- Pembangkit panas bumi terbangun di Rantau Dedap, Desa Segamit, Kecamatan Semende Dadap Ulu, Muara Enim, Sumatera Selatan, tempat. Mirisnya, dusun itu malah tak teraliri listrik dari pembangkit listrik skala besar ini.
- Saat sosialisasi mau bangun pembangkit panas bumi, perusahaan menjanjikan warga Kampung Rantau Dedap akan dapat prioritas kerja di pembangkit. Rumah-rumah mereka akan mendapatkan listrik gratis. Sampai sekarang, jangankan kabel, tiang listrik saja tidak ada.
- Kampung dekat pembangkit tak nikmati energi dari panas bumi Rantau Dedap, daerah sekitar pun was-was kalau tutupan hutan terganggu termasuk untuk pembangkit panas bumi.
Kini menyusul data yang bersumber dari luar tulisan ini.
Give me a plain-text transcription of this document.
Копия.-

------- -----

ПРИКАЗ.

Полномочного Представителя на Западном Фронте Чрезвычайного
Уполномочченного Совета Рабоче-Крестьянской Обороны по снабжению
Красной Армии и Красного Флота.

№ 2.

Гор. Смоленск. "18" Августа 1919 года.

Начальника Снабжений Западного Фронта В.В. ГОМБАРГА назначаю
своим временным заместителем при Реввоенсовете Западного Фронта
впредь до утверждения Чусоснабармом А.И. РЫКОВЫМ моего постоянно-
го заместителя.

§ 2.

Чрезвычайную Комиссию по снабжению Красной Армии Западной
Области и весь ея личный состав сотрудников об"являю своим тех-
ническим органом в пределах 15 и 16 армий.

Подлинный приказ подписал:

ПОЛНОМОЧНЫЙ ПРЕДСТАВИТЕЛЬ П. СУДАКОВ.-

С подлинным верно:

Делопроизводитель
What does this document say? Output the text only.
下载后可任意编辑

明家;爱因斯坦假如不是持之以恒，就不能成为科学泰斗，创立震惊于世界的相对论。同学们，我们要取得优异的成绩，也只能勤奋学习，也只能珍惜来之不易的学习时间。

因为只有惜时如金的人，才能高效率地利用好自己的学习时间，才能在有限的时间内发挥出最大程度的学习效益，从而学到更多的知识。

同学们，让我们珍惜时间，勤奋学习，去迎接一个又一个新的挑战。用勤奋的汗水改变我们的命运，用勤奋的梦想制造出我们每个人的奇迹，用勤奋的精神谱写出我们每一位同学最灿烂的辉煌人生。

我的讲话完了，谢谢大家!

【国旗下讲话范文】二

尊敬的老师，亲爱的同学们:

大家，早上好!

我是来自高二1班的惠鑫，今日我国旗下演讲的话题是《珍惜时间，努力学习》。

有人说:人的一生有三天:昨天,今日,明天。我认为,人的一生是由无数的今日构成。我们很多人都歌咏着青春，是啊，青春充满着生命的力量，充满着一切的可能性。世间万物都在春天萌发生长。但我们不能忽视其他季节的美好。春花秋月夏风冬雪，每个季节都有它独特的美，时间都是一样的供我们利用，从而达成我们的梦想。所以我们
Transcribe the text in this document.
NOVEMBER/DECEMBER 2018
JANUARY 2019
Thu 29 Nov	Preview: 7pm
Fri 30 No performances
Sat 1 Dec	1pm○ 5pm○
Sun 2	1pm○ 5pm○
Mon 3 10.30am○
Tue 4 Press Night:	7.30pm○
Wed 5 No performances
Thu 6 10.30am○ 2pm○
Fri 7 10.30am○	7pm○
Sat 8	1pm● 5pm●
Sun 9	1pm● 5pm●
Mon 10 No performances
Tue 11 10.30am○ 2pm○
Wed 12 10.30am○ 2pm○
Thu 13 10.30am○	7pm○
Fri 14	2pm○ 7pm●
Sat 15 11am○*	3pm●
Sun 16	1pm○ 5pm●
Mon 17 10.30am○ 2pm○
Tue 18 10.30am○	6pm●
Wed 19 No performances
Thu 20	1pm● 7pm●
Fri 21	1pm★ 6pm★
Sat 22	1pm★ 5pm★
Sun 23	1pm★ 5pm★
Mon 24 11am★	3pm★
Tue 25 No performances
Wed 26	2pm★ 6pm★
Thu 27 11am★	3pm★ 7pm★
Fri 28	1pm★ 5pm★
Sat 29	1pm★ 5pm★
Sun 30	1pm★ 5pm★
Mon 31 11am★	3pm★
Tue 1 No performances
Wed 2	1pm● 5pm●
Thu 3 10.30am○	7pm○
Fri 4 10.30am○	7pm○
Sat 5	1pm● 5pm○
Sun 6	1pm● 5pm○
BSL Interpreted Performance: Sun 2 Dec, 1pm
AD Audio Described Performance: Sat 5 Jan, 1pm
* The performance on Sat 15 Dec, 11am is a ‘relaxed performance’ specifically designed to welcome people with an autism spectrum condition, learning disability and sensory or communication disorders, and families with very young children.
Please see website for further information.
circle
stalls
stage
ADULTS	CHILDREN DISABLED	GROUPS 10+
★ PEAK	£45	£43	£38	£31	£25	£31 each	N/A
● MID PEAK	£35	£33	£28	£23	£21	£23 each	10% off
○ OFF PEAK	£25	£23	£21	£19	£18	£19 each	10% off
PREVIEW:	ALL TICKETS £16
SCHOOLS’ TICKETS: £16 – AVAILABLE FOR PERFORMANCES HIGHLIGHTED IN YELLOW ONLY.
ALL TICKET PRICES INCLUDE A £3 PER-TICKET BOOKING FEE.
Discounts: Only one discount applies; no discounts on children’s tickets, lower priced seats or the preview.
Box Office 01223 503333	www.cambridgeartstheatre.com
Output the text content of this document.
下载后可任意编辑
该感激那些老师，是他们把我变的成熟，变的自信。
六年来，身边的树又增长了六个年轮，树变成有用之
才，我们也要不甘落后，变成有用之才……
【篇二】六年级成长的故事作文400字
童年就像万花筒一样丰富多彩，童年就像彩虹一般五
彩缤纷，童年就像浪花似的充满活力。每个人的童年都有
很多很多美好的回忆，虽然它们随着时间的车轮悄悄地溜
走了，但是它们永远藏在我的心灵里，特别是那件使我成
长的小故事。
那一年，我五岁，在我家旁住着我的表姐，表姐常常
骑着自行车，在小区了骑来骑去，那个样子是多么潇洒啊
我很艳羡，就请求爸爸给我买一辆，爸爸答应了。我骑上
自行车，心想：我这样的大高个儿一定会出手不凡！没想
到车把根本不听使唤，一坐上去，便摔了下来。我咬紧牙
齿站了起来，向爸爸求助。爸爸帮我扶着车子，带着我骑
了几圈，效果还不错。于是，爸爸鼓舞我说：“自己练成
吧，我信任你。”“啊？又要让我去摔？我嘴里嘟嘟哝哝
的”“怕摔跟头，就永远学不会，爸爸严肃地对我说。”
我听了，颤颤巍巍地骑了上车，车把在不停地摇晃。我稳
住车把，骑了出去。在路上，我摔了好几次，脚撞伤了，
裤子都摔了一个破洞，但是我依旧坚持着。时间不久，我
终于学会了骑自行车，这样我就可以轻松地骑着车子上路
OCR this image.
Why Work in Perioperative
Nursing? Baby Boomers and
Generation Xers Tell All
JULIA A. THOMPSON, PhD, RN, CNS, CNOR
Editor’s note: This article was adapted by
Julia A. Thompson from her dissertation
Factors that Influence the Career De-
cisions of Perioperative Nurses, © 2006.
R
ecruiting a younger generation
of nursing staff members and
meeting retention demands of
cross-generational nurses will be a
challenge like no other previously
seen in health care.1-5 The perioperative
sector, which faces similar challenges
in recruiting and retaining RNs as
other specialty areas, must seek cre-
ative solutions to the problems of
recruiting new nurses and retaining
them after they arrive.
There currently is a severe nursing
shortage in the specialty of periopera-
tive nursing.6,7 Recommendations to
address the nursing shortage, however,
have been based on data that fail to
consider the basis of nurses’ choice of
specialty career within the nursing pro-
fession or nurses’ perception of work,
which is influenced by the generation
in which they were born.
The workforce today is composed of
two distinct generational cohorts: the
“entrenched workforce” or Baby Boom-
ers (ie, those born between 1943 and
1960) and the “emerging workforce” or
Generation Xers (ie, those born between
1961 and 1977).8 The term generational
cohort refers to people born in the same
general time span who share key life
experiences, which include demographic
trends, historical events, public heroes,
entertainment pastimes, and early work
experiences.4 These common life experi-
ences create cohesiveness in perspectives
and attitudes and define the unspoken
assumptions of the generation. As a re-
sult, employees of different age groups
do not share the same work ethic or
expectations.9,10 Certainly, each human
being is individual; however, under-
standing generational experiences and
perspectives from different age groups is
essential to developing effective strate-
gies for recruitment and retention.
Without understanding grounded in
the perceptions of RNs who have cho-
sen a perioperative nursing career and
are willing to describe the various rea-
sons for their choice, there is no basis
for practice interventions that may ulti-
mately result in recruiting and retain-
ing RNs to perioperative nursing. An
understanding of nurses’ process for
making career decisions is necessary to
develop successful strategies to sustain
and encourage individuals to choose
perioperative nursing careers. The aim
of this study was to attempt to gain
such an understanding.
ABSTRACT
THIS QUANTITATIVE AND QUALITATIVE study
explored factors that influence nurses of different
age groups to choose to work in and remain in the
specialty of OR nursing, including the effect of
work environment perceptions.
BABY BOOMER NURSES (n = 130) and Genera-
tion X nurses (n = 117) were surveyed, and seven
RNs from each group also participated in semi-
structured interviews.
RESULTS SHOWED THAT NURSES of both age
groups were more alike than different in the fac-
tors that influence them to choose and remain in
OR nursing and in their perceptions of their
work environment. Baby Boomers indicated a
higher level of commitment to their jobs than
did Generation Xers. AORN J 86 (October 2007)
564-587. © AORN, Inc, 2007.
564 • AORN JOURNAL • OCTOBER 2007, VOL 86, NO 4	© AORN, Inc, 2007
- Hutan nan lebat di Bukit Barisan, termasuk hutan lindung Bukit Jambul Gunung Patah. Ia menyimpan sumber air untuk sungai-sungai besar di Sumatera Selatan dan Bengkulu. Orang-orang di Semende, menyebutnya sebagai “Tumutan Tujuh.”
Investasi jutaan dolar pembangkit listrik panas bumi dengan pengelola PT Supreme Energy Rantau Dedap (SERD) ini tak lantas membuat warga Dusun Rantau Dedap, yang berada di ujung Desa Segamit, Kecamatan Semende Darat Ulu, Muara Enim, Sumatera Selatan itu bungah dan mendapatkan listrik gratis.
Awal Desember 2024, Mongabay mengunjungi Rantau Dedap. Ia berada di kaki Anak Gunung Patah, berkeliling bukit nan hijau, dengan awan putih menggantung. Pemandangan indah itu tidak seindah nasib warganya.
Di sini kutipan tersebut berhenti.